How do we find the oxidation number of an element?

1 Answer
Nov 16, 2016

Answer:

For an element, the oxidation number is easy to assign.......

Explanation:

The oxidation number of any element is #0#. We assign oxidation numbers on the basis of the number of electrons donated (#"oxidation"#), or the number of electrons accepted (#"reduction"#).

Of course these designations are completely conceptual, nevertheless, these ideas are useful for writing and balancing redox reactions.
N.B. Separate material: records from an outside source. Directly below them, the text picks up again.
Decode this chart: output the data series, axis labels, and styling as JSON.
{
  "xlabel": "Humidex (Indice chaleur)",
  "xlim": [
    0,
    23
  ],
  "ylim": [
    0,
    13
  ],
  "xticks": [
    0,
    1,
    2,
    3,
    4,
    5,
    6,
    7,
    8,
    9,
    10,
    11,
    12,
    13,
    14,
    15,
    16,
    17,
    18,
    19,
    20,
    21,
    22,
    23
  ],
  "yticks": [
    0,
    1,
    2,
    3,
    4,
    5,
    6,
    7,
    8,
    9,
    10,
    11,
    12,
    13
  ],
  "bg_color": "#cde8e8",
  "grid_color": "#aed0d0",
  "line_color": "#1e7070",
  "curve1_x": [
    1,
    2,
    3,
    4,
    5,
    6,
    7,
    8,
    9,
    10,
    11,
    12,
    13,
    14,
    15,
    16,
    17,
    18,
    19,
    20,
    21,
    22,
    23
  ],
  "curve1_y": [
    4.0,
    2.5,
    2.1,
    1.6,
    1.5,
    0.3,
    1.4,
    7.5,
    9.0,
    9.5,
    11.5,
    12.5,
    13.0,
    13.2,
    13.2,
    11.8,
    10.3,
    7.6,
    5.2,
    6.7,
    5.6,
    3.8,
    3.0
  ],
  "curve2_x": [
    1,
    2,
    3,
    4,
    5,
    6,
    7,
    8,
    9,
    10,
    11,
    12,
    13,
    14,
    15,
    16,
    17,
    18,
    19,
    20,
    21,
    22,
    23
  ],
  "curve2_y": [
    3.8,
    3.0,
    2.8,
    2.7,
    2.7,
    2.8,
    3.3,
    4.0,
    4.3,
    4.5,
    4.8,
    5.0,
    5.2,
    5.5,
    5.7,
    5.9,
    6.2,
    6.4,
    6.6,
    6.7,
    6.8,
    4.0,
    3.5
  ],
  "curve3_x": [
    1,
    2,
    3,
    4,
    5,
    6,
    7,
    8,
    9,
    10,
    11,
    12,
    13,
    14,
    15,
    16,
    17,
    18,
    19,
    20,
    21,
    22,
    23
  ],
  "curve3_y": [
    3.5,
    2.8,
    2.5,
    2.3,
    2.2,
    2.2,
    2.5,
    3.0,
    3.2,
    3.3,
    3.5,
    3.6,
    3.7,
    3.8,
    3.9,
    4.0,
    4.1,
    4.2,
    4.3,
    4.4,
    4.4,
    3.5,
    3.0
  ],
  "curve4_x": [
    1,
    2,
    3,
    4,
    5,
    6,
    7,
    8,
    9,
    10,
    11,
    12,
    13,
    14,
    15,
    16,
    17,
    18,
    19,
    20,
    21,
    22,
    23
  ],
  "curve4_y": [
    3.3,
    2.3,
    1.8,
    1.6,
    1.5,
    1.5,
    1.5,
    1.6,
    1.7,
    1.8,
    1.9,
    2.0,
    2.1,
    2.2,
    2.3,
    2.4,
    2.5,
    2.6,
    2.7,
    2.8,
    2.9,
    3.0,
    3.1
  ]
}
We consider here the oxidation of iodine to periodate ion, #IO_4^-#. Now the oxidation number of oxygen in its compounds is generally #-II# and it is so here. Thus the oxidation number of iodine in periodate is #VII+#, the Group oxidation number.

On the other hand, elemental iodine, has neither accepted nor donated electrons, and its oxidation state is formally #"zero"#.

#1/2I_2 + 4H_2O rarr IO_4^(-) + 8H^(+) +7e^-#

This is only the oxidation half equation, and a reduction of something (oxygen?) is necessary.

We can write a complete redox reaction for combustion reactions:

#C(s) +O_2(g) rarr CO_2(g)#

Elemental (and zerovalent) carbon is oxidized to #C(IV+)#. Elemental oxygen is oxidized to #O(-II)#. Formally, how many electrons have been transferred in this reaction?